Over the past five years of touring toilets, playing the railway stations and swanking off to New York, they’ve attained the status of indie-pop royalty through being a band unfazed by the tastemakers and evolving into the girl boy duet fuelled post-punk to make the twee-erati melt.
They are the obvious headliners for a Scared to Dance event, a one off for the club night which is London’s home to all things indie, but appears to be hit by the recent Neon Filler curse of being shamefully quiet with The Lexington only half full (see our recent live reviews for The Miserable Rich and Singing Adams).
Sadly this show will be forever marked by the untimely death of Peter Sykes, guitarist with This Many Boyfriends who were originally due to play tonight, but rather than being a maudlin night of cod reflectiveness each of tonight’s bands are geared towards major sets.
Indeed Pocketbooks are taking tonight very seriously by bringing along a string section from The Little Orchestra in what plays as a gambit for larger venues in 2012. However, their epic scope falls flat and it seems a bit, well, Beautiful Southy. It’s not quite twee and hand clap laden for pure indie pop nor are the harmonies memorable. The tracks with Emma Hall singing alone lift the set, especially the wonderful Sound Of The Carnival, but it’s all rather sedate.

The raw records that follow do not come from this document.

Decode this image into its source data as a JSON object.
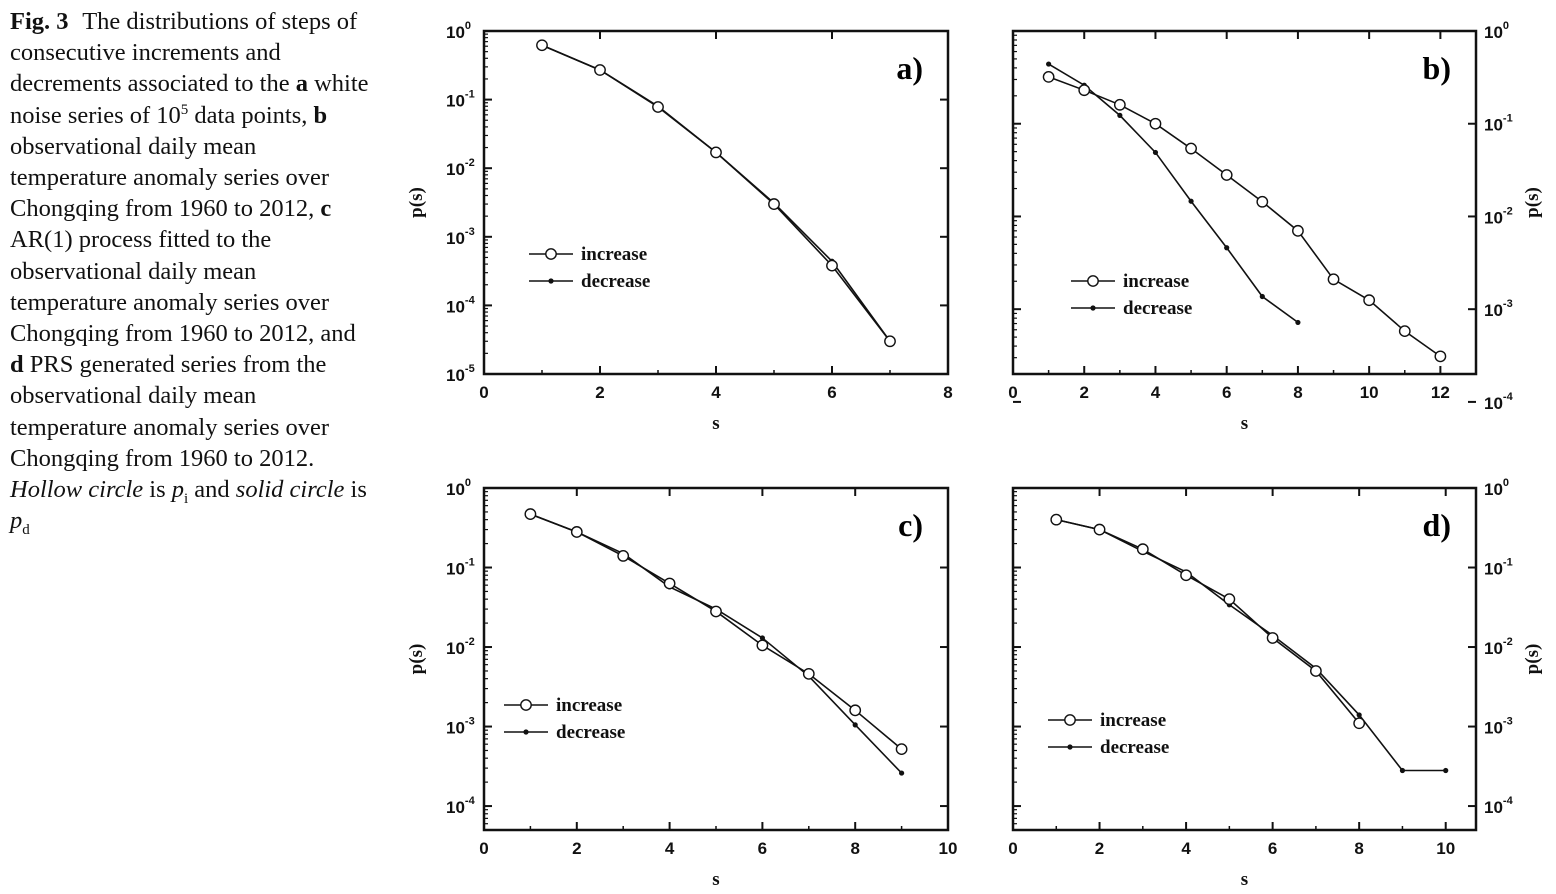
{
  "caption": {
    "fig_label": "Fig. 3",
    "t1": "The distributions of steps of consecutive increments and decrements associated to the",
    "b_a": "a",
    "t2": "white noise series of 10",
    "t2_sup": "5",
    "t3": "data points,",
    "b_b": "b",
    "t4": "observational daily mean temperature anomaly series over Chongqing from 1960 to 2012,",
    "b_c": "c",
    "t5": "AR(1) process fitted to the observational daily mean temperature anomaly series over Chongqing from 1960 to 2012, and",
    "b_d": "d",
    "t6": "PRS generated series from the observational daily mean temperature anomaly series over Chongqing from 1960 to 2012.",
    "i1": "Hollow circle",
    "t7": "is",
    "p_i": "p",
    "p_i_sub": "i",
    "t8": "and",
    "i2": "solid circle",
    "t9": "is",
    "p_d": "p",
    "p_d_sub": "d"
  },
  "chart_data": [
    {
      "type": "line",
      "panel_label": "a)",
      "xlabel": "s",
      "ylabel": "p(s)",
      "ylabel_side": "left",
      "y_scale": "log",
      "xlim": [
        0,
        8
      ],
      "ylim": [
        1e-05,
        1
      ],
      "x_ticks": [
        0,
        2,
        4,
        6,
        8
      ],
      "y_ticks": [
        "10^0",
        "10^-1",
        "10^-2",
        "10^-3",
        "10^-4",
        "10^-5"
      ],
      "legend_position": "lower-left",
      "series": [
        {
          "name": "increase",
          "marker": "hollow-circle",
          "x": [
            1,
            2,
            3,
            4,
            5,
            6,
            7
          ],
          "y": [
            0.62,
            0.27,
            0.078,
            0.017,
            0.003,
            0.00038,
            3e-05
          ]
        },
        {
          "name": "decrease",
          "marker": "solid-circle",
          "x": [
            1,
            2,
            3,
            4,
            5,
            6,
            7
          ],
          "y": [
            0.62,
            0.27,
            0.08,
            0.017,
            0.0031,
            0.00044,
            3e-05
          ]
        }
      ]
    },
    {
      "type": "line",
      "panel_label": "b)",
      "xlabel": "s",
      "ylabel": "p(s)",
      "ylabel_side": "right",
      "y_scale": "log",
      "xlim": [
        0,
        13
      ],
      "ylim": [
        0.0002,
        1
      ],
      "x_ticks": [
        0,
        2,
        4,
        6,
        8,
        10,
        12
      ],
      "y_ticks": [
        "10^0",
        "10^-1",
        "10^-2",
        "10^-3",
        "10^-4"
      ],
      "legend_position": "lower-left",
      "series": [
        {
          "name": "increase",
          "marker": "hollow-circle",
          "x": [
            1,
            2,
            3,
            4,
            5,
            6,
            7,
            8,
            9,
            10,
            11,
            12
          ],
          "y": [
            0.32,
            0.23,
            0.16,
            0.1,
            0.054,
            0.028,
            0.0144,
            0.007,
            0.0021,
            0.00125,
            0.00058,
            0.00031
          ]
        },
        {
          "name": "decrease",
          "marker": "solid-circle",
          "x": [
            1,
            2,
            3,
            4,
            5,
            6,
            7,
            8
          ],
          "y": [
            0.44,
            0.26,
            0.123,
            0.049,
            0.0146,
            0.0046,
            0.00137,
            0.00072
          ]
        }
      ]
    },
    {
      "type": "line",
      "panel_label": "c)",
      "xlabel": "s",
      "ylabel": "p(s)",
      "ylabel_side": "left",
      "y_scale": "log",
      "xlim": [
        0,
        10
      ],
      "ylim": [
        5e-05,
        1
      ],
      "x_ticks": [
        0,
        2,
        4,
        6,
        8,
        10
      ],
      "y_ticks": [
        "10^0",
        "10^-1",
        "10^-2",
        "10^-3",
        "10^-4"
      ],
      "legend_position": "lower-left",
      "series": [
        {
          "name": "increase",
          "marker": "hollow-circle",
          "x": [
            1,
            2,
            3,
            4,
            5,
            6,
            7,
            8,
            9
          ],
          "y": [
            0.47,
            0.28,
            0.14,
            0.063,
            0.028,
            0.0105,
            0.0046,
            0.0016,
            0.00052
          ]
        },
        {
          "name": "decrease",
          "marker": "solid-circle",
          "x": [
            1,
            2,
            3,
            4,
            5,
            6,
            7,
            8,
            9
          ],
          "y": [
            0.47,
            0.28,
            0.15,
            0.057,
            0.03,
            0.013,
            0.0043,
            0.00105,
            0.00026
          ]
        }
      ]
    },
    {
      "type": "line",
      "panel_label": "d)",
      "xlabel": "s",
      "ylabel": "p(s)",
      "ylabel_side": "right",
      "y_scale": "log",
      "xlim": [
        0,
        10.7
      ],
      "ylim": [
        5e-05,
        1
      ],
      "x_ticks": [
        0,
        2,
        4,
        6,
        8,
        10
      ],
      "y_ticks": [
        "10^0",
        "10^-1",
        "10^-2",
        "10^-3",
        "10^-4"
      ],
      "legend_position": "lower-left",
      "series": [
        {
          "name": "increase",
          "marker": "hollow-circle",
          "x": [
            1,
            2,
            3,
            4,
            5,
            6,
            7,
            8
          ],
          "y": [
            0.4,
            0.3,
            0.17,
            0.08,
            0.04,
            0.013,
            0.005,
            0.0011
          ]
        },
        {
          "name": "decrease",
          "marker": "solid-circle",
          "x": [
            1,
            2,
            3,
            4,
            5,
            6,
            7,
            8,
            9,
            10
          ],
          "y": [
            0.4,
            0.3,
            0.16,
            0.088,
            0.034,
            0.014,
            0.0054,
            0.0014,
            0.00028,
            0.00028
          ]
        }
      ]
    }
  ]
}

In fairness, any group following London trio, Fever Dream, are going to struggle. Clean cut melodic office pop has nothing on visceral agit-noise-gaze which grafts Kevin Shields into the Public Image line up, then forcing him to cover Deerhunter with only a lo-fi four-track and one effects pedal. Truly mesmerising.
Tonight though is all about Shrag who without a new record to plug have the chance to maraud through new songs while maintaining an air of welcoming familiarity. Watching Shrag feels like seeing your mate’s band play, such is the openness of their between song banter, be that discussing vocalist Helen King’s descending gusset or the mystical Replicant growl emanating from Steph Goodman’s keyboards, yet never detracting from delivering noisy post-punk.

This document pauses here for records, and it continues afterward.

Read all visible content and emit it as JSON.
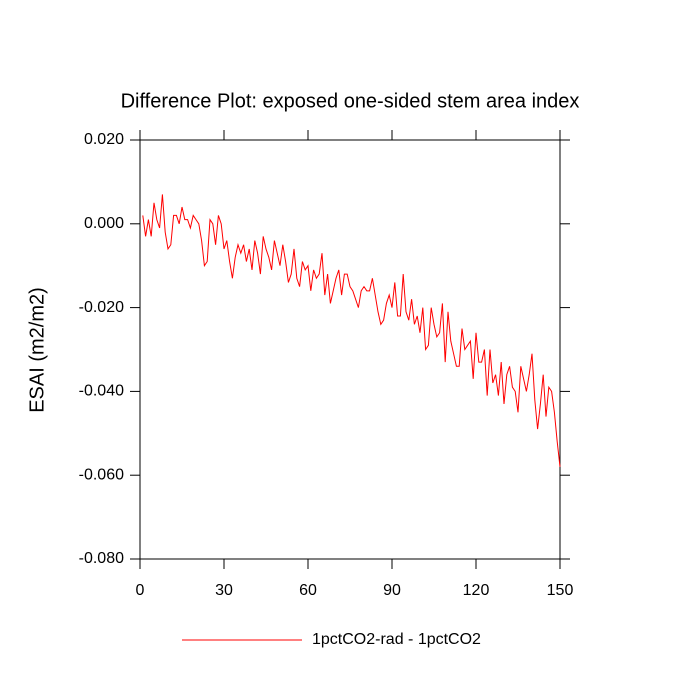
{
  "chart_data": {
    "type": "line",
    "title": "Difference Plot: exposed one-sided stem area index",
    "y_label": "ESAI  (m2/m2)",
    "x": [
      1,
      2,
      3,
      4,
      5,
      6,
      7,
      8,
      9,
      10,
      11,
      12,
      13,
      14,
      15,
      16,
      17,
      18,
      19,
      20,
      21,
      22,
      23,
      24,
      25,
      26,
      27,
      28,
      29,
      30,
      31,
      32,
      33,
      34,
      35,
      36,
      37,
      38,
      39,
      40,
      41,
      42,
      43,
      44,
      45,
      46,
      47,
      48,
      49,
      50,
      51,
      52,
      53,
      54,
      55,
      56,
      57,
      58,
      59,
      60,
      61,
      62,
      63,
      64,
      65,
      66,
      67,
      68,
      69,
      70,
      71,
      72,
      73,
      74,
      75,
      76,
      77,
      78,
      79,
      80,
      81,
      82,
      83,
      84,
      85,
      86,
      87,
      88,
      89,
      90,
      91,
      92,
      93,
      94,
      95,
      96,
      97,
      98,
      99,
      100,
      101,
      102,
      103,
      104,
      105,
      106,
      107,
      108,
      109,
      110,
      111,
      112,
      113,
      114,
      115,
      116,
      117,
      118,
      119,
      120,
      121,
      122,
      123,
      124,
      125,
      126,
      127,
      128,
      129,
      130,
      131,
      132,
      133,
      134,
      135,
      136,
      137,
      138,
      139,
      140,
      141,
      142,
      143,
      144,
      145,
      146,
      147,
      148,
      149,
      150
    ],
    "series": [
      {
        "name": "1pctCO2-rad - 1pctCO2",
        "color": "#ff0000",
        "values": [
          0.002,
          -0.003,
          0.001,
          -0.003,
          0.005,
          0.001,
          -0.001,
          0.007,
          -0.002,
          -0.006,
          -0.005,
          0.002,
          0.002,
          0.0,
          0.004,
          0.001,
          0.001,
          -0.001,
          0.002,
          0.001,
          0.0,
          -0.004,
          -0.01,
          -0.009,
          0.001,
          0.0,
          -0.005,
          0.002,
          0.0,
          -0.006,
          -0.004,
          -0.009,
          -0.013,
          -0.008,
          -0.005,
          -0.007,
          -0.005,
          -0.009,
          -0.006,
          -0.011,
          -0.004,
          -0.007,
          -0.012,
          -0.003,
          -0.006,
          -0.008,
          -0.011,
          -0.004,
          -0.007,
          -0.01,
          -0.005,
          -0.009,
          -0.014,
          -0.012,
          -0.006,
          -0.013,
          -0.015,
          -0.009,
          -0.011,
          -0.01,
          -0.016,
          -0.011,
          -0.013,
          -0.012,
          -0.007,
          -0.017,
          -0.012,
          -0.019,
          -0.016,
          -0.013,
          -0.011,
          -0.017,
          -0.012,
          -0.012,
          -0.015,
          -0.016,
          -0.018,
          -0.02,
          -0.016,
          -0.015,
          -0.016,
          -0.016,
          -0.013,
          -0.017,
          -0.021,
          -0.024,
          -0.023,
          -0.019,
          -0.017,
          -0.02,
          -0.014,
          -0.022,
          -0.022,
          -0.012,
          -0.021,
          -0.023,
          -0.018,
          -0.024,
          -0.022,
          -0.026,
          -0.02,
          -0.03,
          -0.029,
          -0.02,
          -0.024,
          -0.027,
          -0.026,
          -0.019,
          -0.033,
          -0.021,
          -0.028,
          -0.031,
          -0.034,
          -0.034,
          -0.025,
          -0.03,
          -0.029,
          -0.028,
          -0.037,
          -0.026,
          -0.033,
          -0.033,
          -0.03,
          -0.041,
          -0.03,
          -0.038,
          -0.036,
          -0.041,
          -0.033,
          -0.043,
          -0.036,
          -0.034,
          -0.039,
          -0.04,
          -0.045,
          -0.034,
          -0.037,
          -0.04,
          -0.036,
          -0.031,
          -0.042,
          -0.049,
          -0.043,
          -0.036,
          -0.046,
          -0.039,
          -0.04,
          -0.045,
          -0.052,
          -0.058
        ]
      }
    ],
    "xlim": [
      0,
      150
    ],
    "xticks": [
      0,
      30,
      60,
      90,
      120,
      150
    ],
    "ylim": [
      -0.08,
      0.02
    ],
    "yticks": [
      {
        "value": -0.08,
        "label": "-0.080"
      },
      {
        "value": -0.06,
        "label": "-0.060"
      },
      {
        "value": -0.04,
        "label": "-0.040"
      },
      {
        "value": -0.02,
        "label": "-0.020"
      },
      {
        "value": 0,
        "label": "0.000"
      },
      {
        "value": 0.02,
        "label": "0.020"
      }
    ],
    "legend": "bottom"
  }
}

Their conviction is never questionable and as King prowls the stage before dropping to her knees for the poetic bile of The Habit Creep there’s a tense passion which propels Shrag beyond art-pop into narcissistic terror-twee.

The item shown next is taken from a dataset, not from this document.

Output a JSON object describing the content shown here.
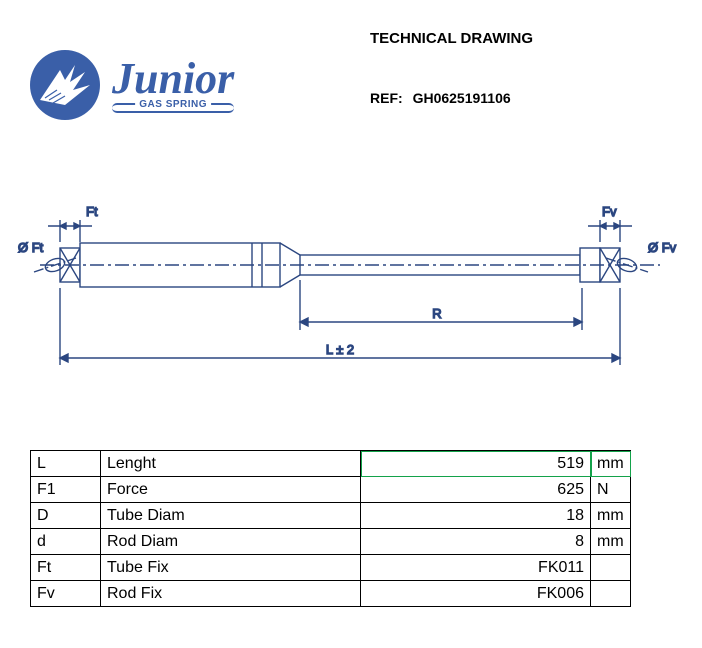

Screechy yelps and call and responses are Shrag’s bread and butter, so with Tendons in the Night and Devastating Bones they’re in safe territory, while Rabbit Kids shoots a classically catch sing along chorus over a gnarly jangle.
Whether it’s shouty or harmonious, Shrag have to golden rules of indie-pop in their DNA. There’s the thundering drums, Casiotone punches, 1-2-3-4’s and, of course, interaction which borders on the brilliantly farcical.
There are plenty of things going wrong, guitarist Bob (I shall call him Bobbie) Brown uses the wrong pedals and doesn’t know which songs are next, Goodman’s Keyboard has a mind of his own and drummer Andy Pyne was nearly incapacitated by a bad back, but none of this stops King spinning like a demonic dynamo in what is a fantastically coherent show.
There are obvious comparisons with Prolapse or even The Fall, but tonight they’re better than any contemporaries because they’re fun and carefree, just how indie-pop should be.
Shrag have been recording with Andy Miller who’s worked with Mogwai and the Pipettes, a perfect choice for a band who tonight blended relentless art noise and melodic pop to charming perfection.